Thursday, 13 October 2016

The Temple, Swinithwaite

My residence last week in Yorkshire was The Temple at Swinithwaite, a delightful little folly dating from the very turn of the 18th/19th century. I can't recall quite how I came across it - it's not a Landmark, as it belongs to Swinithwaite Hall about a mile away to the east, and was refashioned and restored as a holiday let in the 1990s. The website doesn't reveal (as far as I can remember) the quite important fact that to go to bed you have to venture outside, leaving the cozy if bijou downstairs room with its underfloor heating and scaling the stone steps to the balcony around the first floor, eventually finding the door into your lovely Georgian chambre. It didn't make a difference to me, and I only faced one morning when I had to brave the rain on first rising, but it might do to some!
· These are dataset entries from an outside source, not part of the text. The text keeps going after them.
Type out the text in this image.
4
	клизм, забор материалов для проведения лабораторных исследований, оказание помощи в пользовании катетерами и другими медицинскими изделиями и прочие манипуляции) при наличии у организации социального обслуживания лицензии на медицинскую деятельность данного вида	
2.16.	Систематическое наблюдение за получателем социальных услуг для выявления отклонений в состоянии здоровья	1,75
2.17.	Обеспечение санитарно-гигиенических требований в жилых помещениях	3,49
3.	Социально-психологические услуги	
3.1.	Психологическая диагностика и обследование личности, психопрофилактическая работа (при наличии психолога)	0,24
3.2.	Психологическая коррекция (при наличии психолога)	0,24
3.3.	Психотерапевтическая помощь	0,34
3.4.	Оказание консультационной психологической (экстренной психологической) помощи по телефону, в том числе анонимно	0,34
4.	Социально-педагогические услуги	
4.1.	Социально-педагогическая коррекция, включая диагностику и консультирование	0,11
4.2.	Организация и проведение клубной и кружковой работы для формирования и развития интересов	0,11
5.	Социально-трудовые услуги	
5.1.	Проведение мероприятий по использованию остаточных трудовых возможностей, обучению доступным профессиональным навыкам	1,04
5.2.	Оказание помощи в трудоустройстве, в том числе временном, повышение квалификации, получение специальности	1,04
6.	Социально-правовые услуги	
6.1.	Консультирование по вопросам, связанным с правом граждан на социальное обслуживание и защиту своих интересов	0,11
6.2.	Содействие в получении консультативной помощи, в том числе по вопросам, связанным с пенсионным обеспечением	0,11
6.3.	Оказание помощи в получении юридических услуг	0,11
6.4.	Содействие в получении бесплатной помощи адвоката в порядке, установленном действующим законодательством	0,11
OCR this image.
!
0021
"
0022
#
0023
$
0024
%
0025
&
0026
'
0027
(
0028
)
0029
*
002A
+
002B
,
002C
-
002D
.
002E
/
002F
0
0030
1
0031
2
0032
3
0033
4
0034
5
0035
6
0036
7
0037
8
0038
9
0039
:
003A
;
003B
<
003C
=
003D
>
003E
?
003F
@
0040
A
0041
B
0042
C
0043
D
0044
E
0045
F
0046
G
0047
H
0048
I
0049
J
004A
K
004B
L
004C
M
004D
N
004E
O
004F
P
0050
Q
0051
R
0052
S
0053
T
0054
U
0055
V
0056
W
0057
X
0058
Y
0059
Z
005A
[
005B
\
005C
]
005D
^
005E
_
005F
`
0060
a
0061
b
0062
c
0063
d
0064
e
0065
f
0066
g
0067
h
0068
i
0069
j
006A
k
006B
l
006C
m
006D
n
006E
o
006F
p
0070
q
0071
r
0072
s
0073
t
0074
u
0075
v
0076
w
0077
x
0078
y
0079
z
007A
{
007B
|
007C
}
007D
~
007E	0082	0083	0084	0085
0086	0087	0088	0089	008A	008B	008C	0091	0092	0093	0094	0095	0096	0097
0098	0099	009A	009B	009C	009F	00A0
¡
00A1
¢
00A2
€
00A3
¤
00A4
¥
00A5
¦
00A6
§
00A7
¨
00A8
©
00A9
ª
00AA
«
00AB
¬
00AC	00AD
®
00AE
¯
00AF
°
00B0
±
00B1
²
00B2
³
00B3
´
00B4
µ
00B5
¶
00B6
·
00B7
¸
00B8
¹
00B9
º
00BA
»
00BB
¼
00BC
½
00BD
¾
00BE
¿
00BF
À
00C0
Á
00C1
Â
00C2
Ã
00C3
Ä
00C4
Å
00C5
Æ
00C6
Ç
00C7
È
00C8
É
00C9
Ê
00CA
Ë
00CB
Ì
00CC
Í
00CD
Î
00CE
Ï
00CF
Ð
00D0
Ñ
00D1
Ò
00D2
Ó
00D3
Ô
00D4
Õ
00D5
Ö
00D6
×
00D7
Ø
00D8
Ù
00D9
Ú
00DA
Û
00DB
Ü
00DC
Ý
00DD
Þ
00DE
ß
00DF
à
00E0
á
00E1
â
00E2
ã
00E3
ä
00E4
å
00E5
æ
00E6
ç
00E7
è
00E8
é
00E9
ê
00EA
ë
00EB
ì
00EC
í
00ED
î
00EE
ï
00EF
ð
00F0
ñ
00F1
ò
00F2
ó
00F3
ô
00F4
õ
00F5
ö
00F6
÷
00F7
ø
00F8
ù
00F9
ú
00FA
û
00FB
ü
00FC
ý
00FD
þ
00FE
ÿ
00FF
Halfway through Monday morning I had a call from the estate office to apologise for a plague of flies at the Temple. Did I still want to come? Well, I was by that stage a considerable distance up the M1 and wasn't going to be put off by a few flies. So on taking up residence I swept them off the windowsills of the bedroom, without thinking further about it. Tuesday evening saw a positively Biblical infestation, requiring disposing of some hundreds of houseflies: after that the problem very swiftly declined. I suppose they must have been coming down the chimney, though what attracted them remains mysterious.